The French economy experienced a sharp slowdown in the first quarter without growth from the previous three months, while the Spanish economy also lost pace, raising the specter of stagflation in the eurozone.
The main drag on French growth has been a decline in household spending, indicating that higher food and energy prices and the effects of the war in Ukraine are taking their toll on retail spending and consumer confidence.
New price data on Friday showed French inflation rose to 5.4 percent in April from 5.1 percent the previous month, the highest level since the start of the data series in 1997.
Economists said consumer spending in France was also weighed down by Covid-19 restrictions, as the country did not lift most of its coronavirus controls until mid-March, including the requirement to show a vaccine pass to enter many indoor locations.
The disappointing growth figure has brought a recent string of French economic outperformance to a halt, despite the euro-zone’s second-largest economy benefiting from more generous pre-election fiscal stimulus and lower inflation than many of its euro-zone neighbors.

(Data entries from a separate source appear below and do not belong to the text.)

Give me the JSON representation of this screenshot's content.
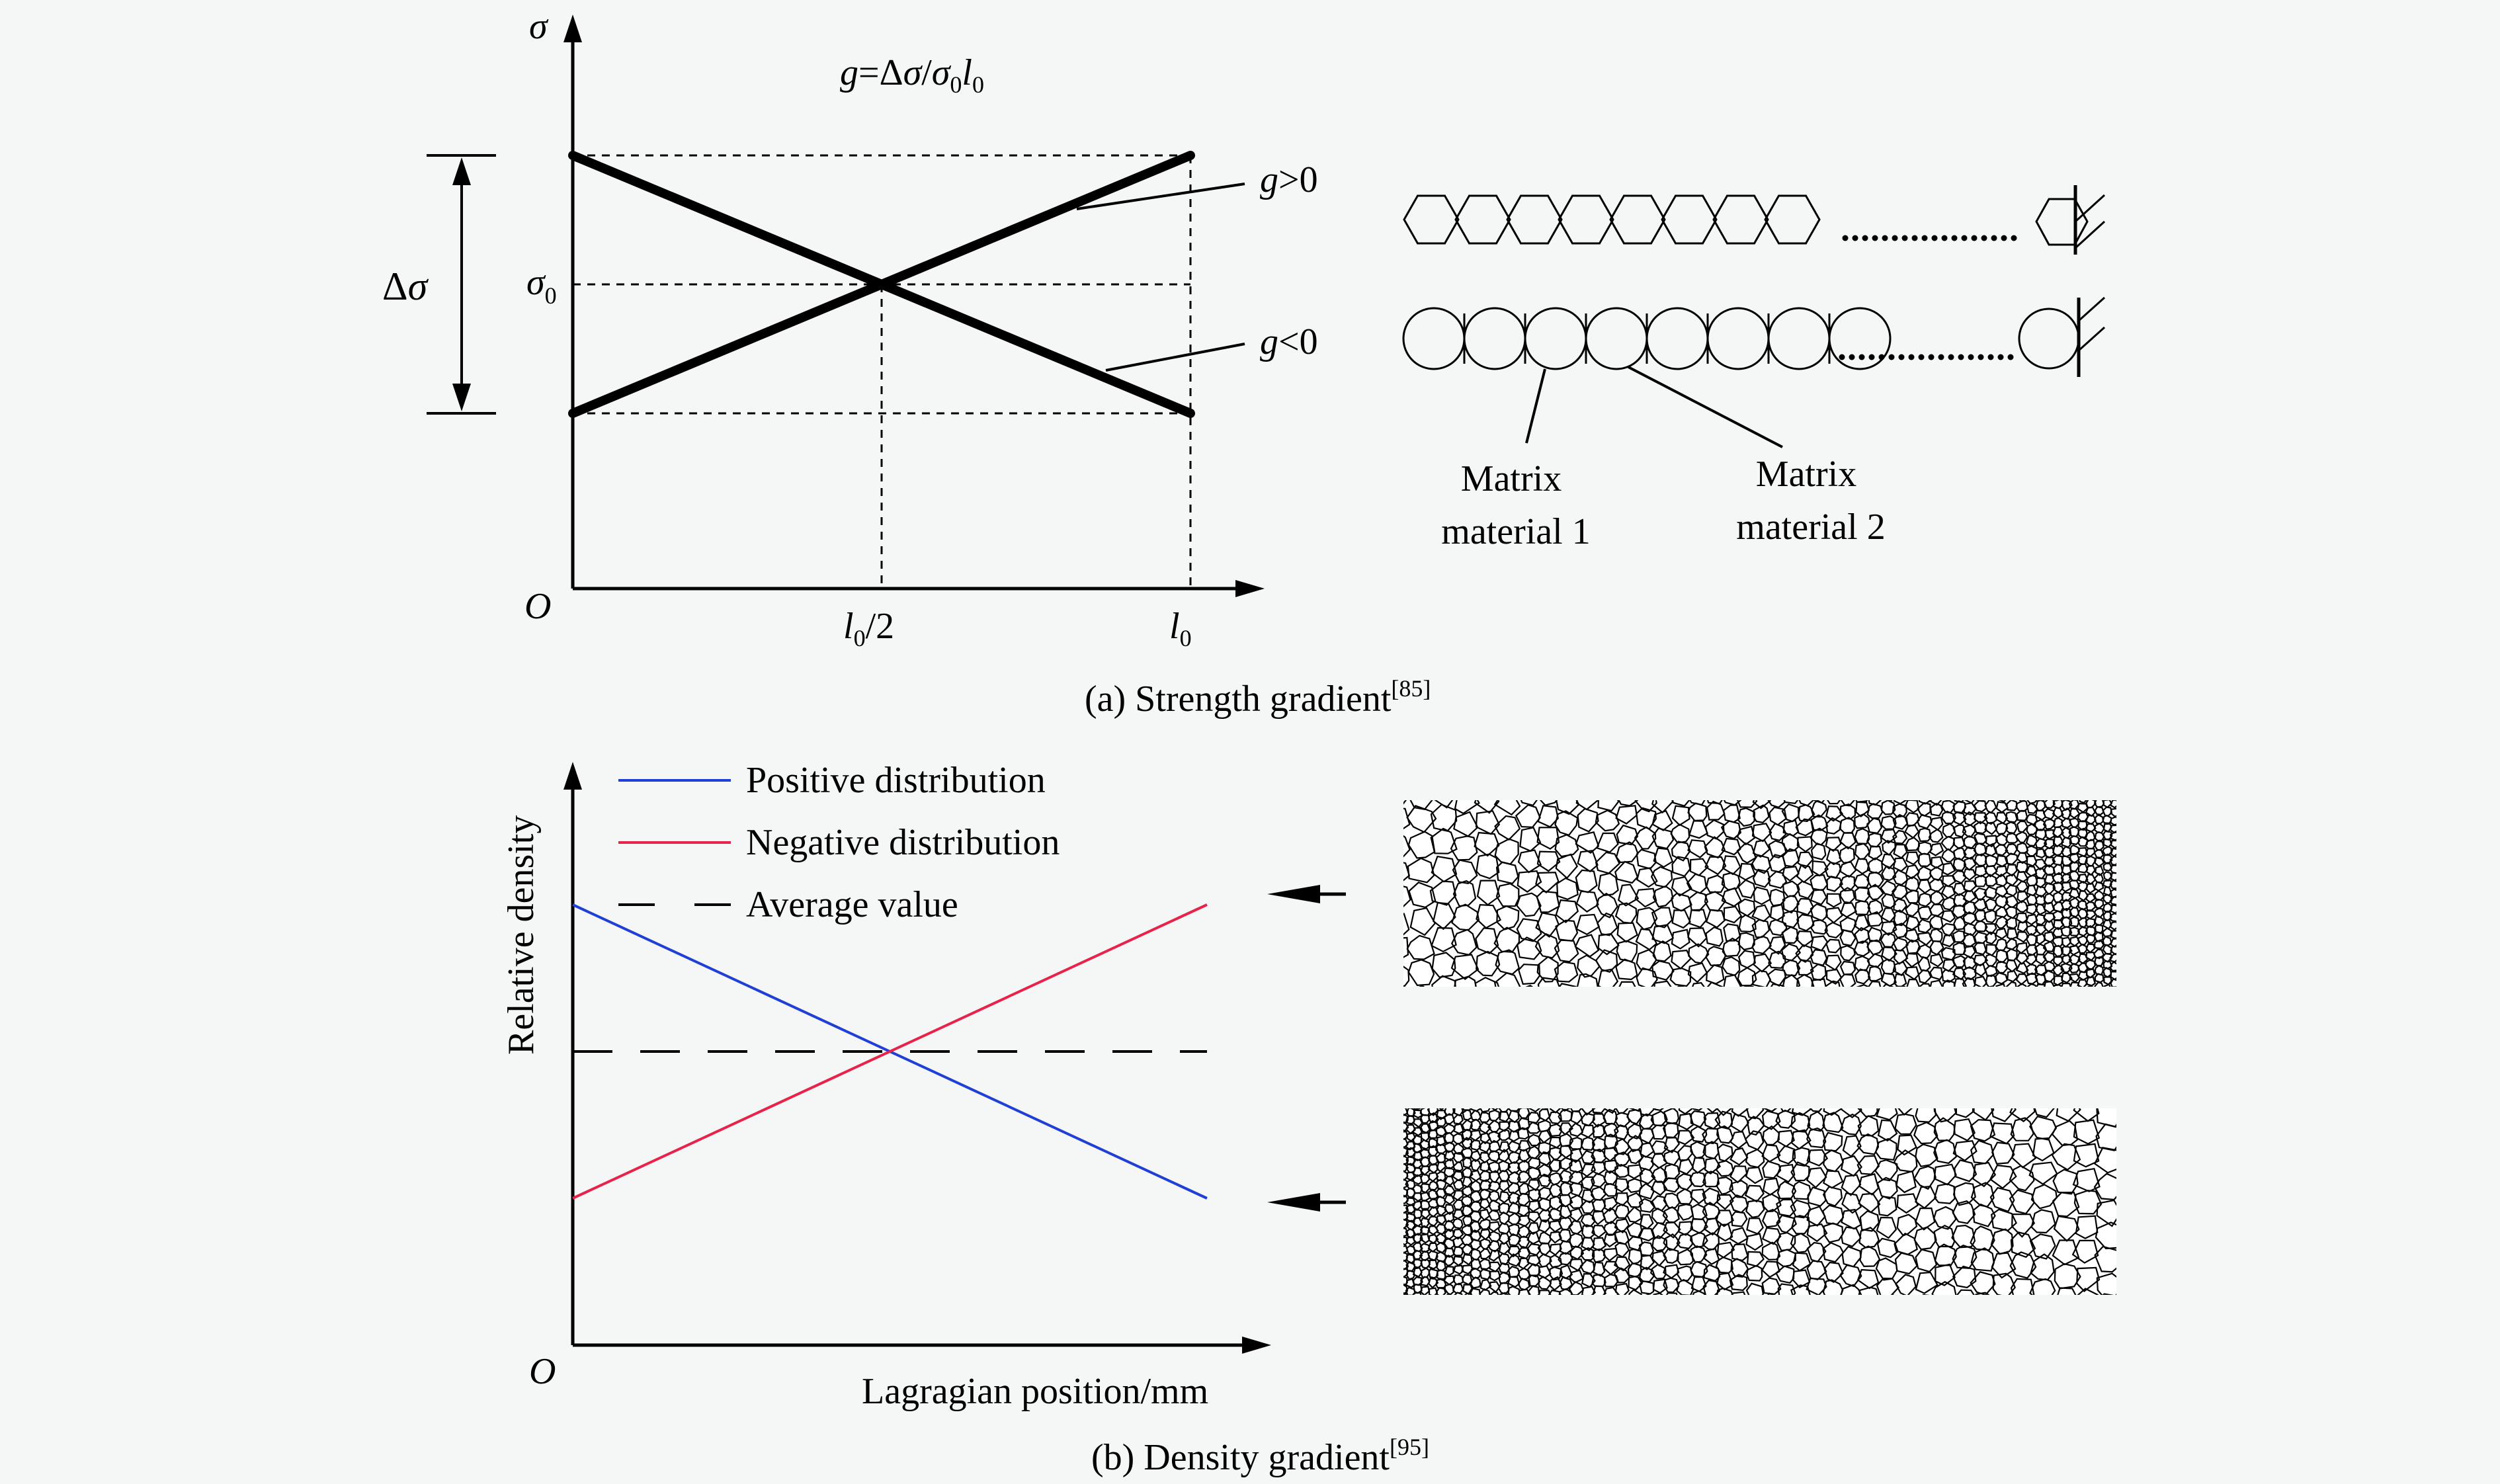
{
  "panel_a": {
    "axes": {
      "y_symbol": "σ",
      "origin": "O",
      "sigma0_label": "σ",
      "sigma0_sub": "0"
    },
    "formula": {
      "g": "g",
      "eq": "=Δ",
      "sigma1": "σ",
      "slash": "/",
      "sigma2": "σ",
      "sub0a": "0",
      "l": "l",
      "sub0b": "0"
    },
    "ticks": {
      "half_l": "l",
      "half_sub": "0",
      "half_tail": "/2",
      "l0": "l",
      "l0_sub": "0"
    },
    "delta_sigma": {
      "delta": "Δ",
      "sigma": "σ"
    },
    "labels": {
      "g_pos": {
        "g": "g",
        "rest": ">0"
      },
      "g_neg": {
        "g": "g",
        "rest": "<0"
      }
    },
    "matrix1": [
      "Matrix",
      "material 1"
    ],
    "matrix2": [
      "Matrix",
      "material 2"
    ],
    "caption": {
      "text": "(a) Strength gradient",
      "ref": "[85]"
    }
  },
  "panel_b": {
    "y_label": "Relative density",
    "x_label": "Lagragian position/mm",
    "origin": "O",
    "legend": [
      {
        "label": "Positive distribution",
        "color": "#1f3fd6",
        "style": "solid"
      },
      {
        "label": "Negative distribution",
        "color": "#e8234a",
        "style": "solid"
      },
      {
        "label": "Average value",
        "color": "#000000",
        "style": "dashed"
      }
    ],
    "caption": {
      "text": "(b) Density gradient",
      "ref": "[95]"
    }
  },
  "colors": {
    "background": "#f5f6f6",
    "ink": "#000000",
    "positive": "#1f3fd6",
    "negative": "#e8234a"
  }
}
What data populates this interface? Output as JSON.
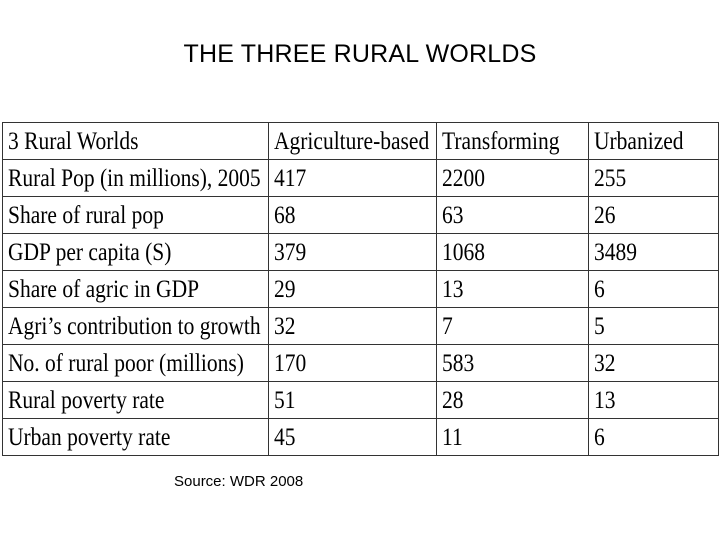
{
  "slide": {
    "title": "THE THREE RURAL WORLDS",
    "source": "Source: WDR 2008"
  },
  "table": {
    "header": [
      "3 Rural Worlds",
      "Agriculture-based",
      "Transforming",
      "Urbanized"
    ],
    "rows": [
      [
        "Rural Pop (in millions), 2005",
        "417",
        "2200",
        "255"
      ],
      [
        "Share of rural pop",
        "68",
        "63",
        "26"
      ],
      [
        "GDP per capita (S)",
        "379",
        "1068",
        "3489"
      ],
      [
        "Share of agric in GDP",
        "29",
        "13",
        "6"
      ],
      [
        "Agri’s contribution to growth",
        "32",
        "7",
        "5"
      ],
      [
        "No. of rural poor (millions)",
        "170",
        "583",
        "32"
      ],
      [
        "Rural poverty rate",
        "51",
        "28",
        "13"
      ],
      [
        "Urban poverty rate",
        "45",
        "11",
        "6"
      ]
    ]
  }
}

The flattening of French gross domestic product in the first quarter marks a sharp slowdown from the improved growth rate of 0.8 percent in the last three months of last year. Economists consulted by Reuters had forecast growth of 0.3 percent on average for the first quarter.
France’s National Statistical Office said on Friday that manufacturing was hit by a 1.3 percent drop in household spending, which offset a 0.2 percent increase in investment, while changes in inventories contributed 0.4 percentage points to the growth and trade contributed 0.1 percent.
Jessica Hinds, an economist at Capital Economics, said that while the decline in French consumer spending this year was “partly due to Covid restrictions at the start of the quarter, it also reflects rising prices linked to the war in Ukraine.” ”. Hinds added: “The latter is likely to continue and will put additional pressure on newly re-elected [president] Emmanuel Macron to provide more help to households.”
Spain added to the bleak news for the European economy on Friday by reporting a sharp slowdown in growth in the first quarter, following the impact of rising inflation and a spate of Covid infections.
Spain’s quarterly GDP growth of 0.3 percent was a marked slowdown from the 2.2 percent growth between the third and fourth quarters. It also fell short of the 0.5 percent growth economists forecast by Reuters.
The disappointing start to the year in France and Spain indicated that eurozone growth in the first quarter was likely to be weaker than expected. The eurozone’s quarterly GDP figures will be released on Friday and economists expect growth to remain stable at 0.3 percent on average.